2. . Debunk Myths About St. Patrick To Those Around You
There’s something about being super into St. Patrick’s Day that screams ‘I really love being white.’ I’m mostly kidding about this! It’s cool! I get being into your culture and traditions and all that jazz, and it’s neat that you get to celebrate those things on a day that pretty much just condones street drinking. But a few reminders: St. Patrick was actually born in England (or Wales, or possibly Scotland). His real name was Maewyn. He was famous for getting rid of all the snakes in Ireland, but there probably weren’t ever any snakes in Ireland. And corned beef isn’t considered a native Irish food, it’s more of an Irish-American thing. The British probably named it Corned Beef. Just some food for thought!
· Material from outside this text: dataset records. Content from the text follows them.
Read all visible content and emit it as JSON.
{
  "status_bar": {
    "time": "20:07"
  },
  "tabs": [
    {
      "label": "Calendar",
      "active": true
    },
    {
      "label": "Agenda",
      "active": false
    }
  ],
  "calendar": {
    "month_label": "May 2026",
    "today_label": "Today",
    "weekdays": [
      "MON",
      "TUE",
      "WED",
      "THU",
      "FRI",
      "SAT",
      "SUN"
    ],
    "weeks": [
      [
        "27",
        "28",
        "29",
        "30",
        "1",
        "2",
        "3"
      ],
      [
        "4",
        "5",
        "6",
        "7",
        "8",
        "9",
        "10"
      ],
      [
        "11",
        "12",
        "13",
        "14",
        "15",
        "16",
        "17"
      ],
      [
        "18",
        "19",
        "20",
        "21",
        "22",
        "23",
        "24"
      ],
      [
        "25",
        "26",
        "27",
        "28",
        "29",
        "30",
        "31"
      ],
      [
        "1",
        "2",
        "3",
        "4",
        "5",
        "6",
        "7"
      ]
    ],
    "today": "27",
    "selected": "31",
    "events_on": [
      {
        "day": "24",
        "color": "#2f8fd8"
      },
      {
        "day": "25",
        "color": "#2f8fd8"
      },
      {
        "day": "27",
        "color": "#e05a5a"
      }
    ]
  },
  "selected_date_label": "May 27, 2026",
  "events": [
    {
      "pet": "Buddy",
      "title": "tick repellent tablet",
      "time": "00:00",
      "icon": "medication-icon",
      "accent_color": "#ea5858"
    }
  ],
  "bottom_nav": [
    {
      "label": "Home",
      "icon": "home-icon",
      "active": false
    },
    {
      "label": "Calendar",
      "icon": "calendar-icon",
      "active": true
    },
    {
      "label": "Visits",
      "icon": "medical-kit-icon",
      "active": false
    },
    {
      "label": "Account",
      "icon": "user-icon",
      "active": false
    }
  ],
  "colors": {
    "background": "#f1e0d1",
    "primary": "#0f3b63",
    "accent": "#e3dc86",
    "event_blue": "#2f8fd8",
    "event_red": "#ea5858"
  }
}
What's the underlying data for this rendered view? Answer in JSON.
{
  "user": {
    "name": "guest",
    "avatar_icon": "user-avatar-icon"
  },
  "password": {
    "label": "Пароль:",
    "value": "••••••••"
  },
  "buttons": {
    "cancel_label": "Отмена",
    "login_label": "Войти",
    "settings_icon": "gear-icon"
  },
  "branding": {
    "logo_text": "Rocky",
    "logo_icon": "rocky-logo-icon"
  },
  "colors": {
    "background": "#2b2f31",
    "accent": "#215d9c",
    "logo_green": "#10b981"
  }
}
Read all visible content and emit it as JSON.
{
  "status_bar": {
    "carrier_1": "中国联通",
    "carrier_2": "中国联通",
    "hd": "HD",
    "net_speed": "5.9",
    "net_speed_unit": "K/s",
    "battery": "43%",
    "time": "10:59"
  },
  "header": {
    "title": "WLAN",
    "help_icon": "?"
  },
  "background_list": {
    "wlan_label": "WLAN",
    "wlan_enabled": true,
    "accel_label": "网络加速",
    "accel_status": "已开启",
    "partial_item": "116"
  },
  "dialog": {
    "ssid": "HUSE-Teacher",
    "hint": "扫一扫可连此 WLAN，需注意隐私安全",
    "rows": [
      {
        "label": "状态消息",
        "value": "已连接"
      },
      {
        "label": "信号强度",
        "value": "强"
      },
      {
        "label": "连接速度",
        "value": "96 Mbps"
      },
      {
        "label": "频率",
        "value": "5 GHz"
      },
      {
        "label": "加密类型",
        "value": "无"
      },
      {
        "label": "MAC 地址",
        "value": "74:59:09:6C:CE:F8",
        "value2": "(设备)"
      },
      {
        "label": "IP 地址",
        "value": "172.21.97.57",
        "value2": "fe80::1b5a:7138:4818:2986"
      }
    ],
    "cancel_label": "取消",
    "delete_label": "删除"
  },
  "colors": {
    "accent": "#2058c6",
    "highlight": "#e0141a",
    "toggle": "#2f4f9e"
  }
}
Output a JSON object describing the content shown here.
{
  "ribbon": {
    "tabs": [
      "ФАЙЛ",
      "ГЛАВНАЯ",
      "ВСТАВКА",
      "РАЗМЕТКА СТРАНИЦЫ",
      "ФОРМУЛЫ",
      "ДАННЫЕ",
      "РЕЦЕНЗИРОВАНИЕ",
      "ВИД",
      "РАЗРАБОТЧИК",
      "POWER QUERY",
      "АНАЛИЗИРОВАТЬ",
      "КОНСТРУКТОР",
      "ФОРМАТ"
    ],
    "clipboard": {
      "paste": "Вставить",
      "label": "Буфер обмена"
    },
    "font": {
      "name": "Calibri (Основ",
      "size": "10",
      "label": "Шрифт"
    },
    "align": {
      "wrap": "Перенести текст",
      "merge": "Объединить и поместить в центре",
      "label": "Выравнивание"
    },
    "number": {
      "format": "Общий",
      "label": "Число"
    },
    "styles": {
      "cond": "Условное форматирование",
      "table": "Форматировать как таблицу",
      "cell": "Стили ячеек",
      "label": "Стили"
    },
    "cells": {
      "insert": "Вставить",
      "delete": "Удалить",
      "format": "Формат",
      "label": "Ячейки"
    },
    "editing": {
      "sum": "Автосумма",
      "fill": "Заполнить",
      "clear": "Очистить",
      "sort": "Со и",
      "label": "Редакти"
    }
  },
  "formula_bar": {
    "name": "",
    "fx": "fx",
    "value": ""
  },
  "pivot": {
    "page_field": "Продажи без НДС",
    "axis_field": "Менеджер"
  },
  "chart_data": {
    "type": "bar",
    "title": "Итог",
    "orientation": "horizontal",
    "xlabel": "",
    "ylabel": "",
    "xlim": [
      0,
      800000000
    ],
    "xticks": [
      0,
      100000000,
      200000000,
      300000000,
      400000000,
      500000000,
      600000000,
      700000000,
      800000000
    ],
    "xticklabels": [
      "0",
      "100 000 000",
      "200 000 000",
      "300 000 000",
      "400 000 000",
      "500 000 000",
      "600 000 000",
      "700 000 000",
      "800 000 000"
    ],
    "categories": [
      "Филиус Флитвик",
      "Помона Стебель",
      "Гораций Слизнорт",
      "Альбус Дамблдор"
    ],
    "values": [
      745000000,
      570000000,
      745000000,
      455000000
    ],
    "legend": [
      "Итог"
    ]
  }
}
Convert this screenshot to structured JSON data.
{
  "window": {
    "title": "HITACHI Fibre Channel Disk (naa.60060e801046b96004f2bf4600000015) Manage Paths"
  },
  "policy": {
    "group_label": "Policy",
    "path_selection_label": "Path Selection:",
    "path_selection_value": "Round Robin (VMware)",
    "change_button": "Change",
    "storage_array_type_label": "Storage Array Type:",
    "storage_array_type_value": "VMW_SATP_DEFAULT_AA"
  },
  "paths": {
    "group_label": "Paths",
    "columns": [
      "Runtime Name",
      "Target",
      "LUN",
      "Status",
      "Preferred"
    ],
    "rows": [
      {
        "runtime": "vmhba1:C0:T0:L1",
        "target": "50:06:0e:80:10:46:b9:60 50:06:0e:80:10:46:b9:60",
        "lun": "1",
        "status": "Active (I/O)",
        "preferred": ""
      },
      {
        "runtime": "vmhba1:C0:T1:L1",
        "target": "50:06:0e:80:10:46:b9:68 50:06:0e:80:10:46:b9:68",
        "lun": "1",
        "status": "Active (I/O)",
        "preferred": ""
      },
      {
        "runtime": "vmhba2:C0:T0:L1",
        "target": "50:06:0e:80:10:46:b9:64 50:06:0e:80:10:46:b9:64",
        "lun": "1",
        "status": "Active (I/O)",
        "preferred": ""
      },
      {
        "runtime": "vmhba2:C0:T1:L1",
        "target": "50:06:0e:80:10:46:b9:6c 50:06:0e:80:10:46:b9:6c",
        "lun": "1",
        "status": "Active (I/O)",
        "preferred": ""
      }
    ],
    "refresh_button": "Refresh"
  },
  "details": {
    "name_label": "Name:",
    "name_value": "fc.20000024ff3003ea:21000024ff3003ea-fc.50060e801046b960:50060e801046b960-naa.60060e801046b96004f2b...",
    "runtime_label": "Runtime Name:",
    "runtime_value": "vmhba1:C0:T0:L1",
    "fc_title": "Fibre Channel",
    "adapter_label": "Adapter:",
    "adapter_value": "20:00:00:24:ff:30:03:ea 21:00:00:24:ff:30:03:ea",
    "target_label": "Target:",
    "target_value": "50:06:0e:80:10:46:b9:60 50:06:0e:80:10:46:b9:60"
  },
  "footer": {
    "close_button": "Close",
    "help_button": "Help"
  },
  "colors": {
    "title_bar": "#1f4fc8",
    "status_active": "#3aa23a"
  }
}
3. . Don't Drink Green Beer
Come on. Green beer isn’t even an Irish tradition. It’s complete nonsense that shows you have awful taste in beer, or that you don’t have enough dignity to shell out a few more dollars for much better tasting beer. Drink regular colored beer, like Guinness, which is a real Irish beer that tastes like chocolate and good decisions. Green beer tastes like bad decisions. Or drink Irish Whiskey, which I like to do with Diet Coke because I’ve surpassed that part of my life where I pretend I’m a cool girl who only drinks whiskey on the rocks. I’m not cool. Whiskey rips my stomach apart.
4. . Enough With The Pinching
I do not get the pinching thing. It’s childish and it strikes fear into the heart of regular people like me who don’t look that good in green. And the tradition behind it? Well, it came from the idea that leprechauns can’t see you if you wear green, and leprechauns were known for pinching everybody in sight. A) Why would we ever want to find leprechauns if they are that terrible and stupid? B) If this WAS true, then shouldn’t we wear green all the time because a bunch of creepy little leprechauns were trying to pinch us all day? It all sounds so awful. Keep your thumb and middle fingers to yourself. Also: down with leprechauns! Let's get them out of this holiday all together, on account of how evil they are portrayed in every movie I've seen about them.
5. . Celebrate At Home!
You can watch the parade on television. You can make Guinness Beef Stew, or Irish Soda Bread, or stewed cabbage, or whatever labor-intensive, strongly-scented Irish food you are inclined to make. You can blast Celtic music and do Irish Car Bombs to your little heart’s content. You can avoid crowds, and refuse to be give into the herd mentality of the green-wearing masses. And then the subways won’t smell like pee and the streets will be free of green confetti and everyone will be happy! Stay home! Do your part!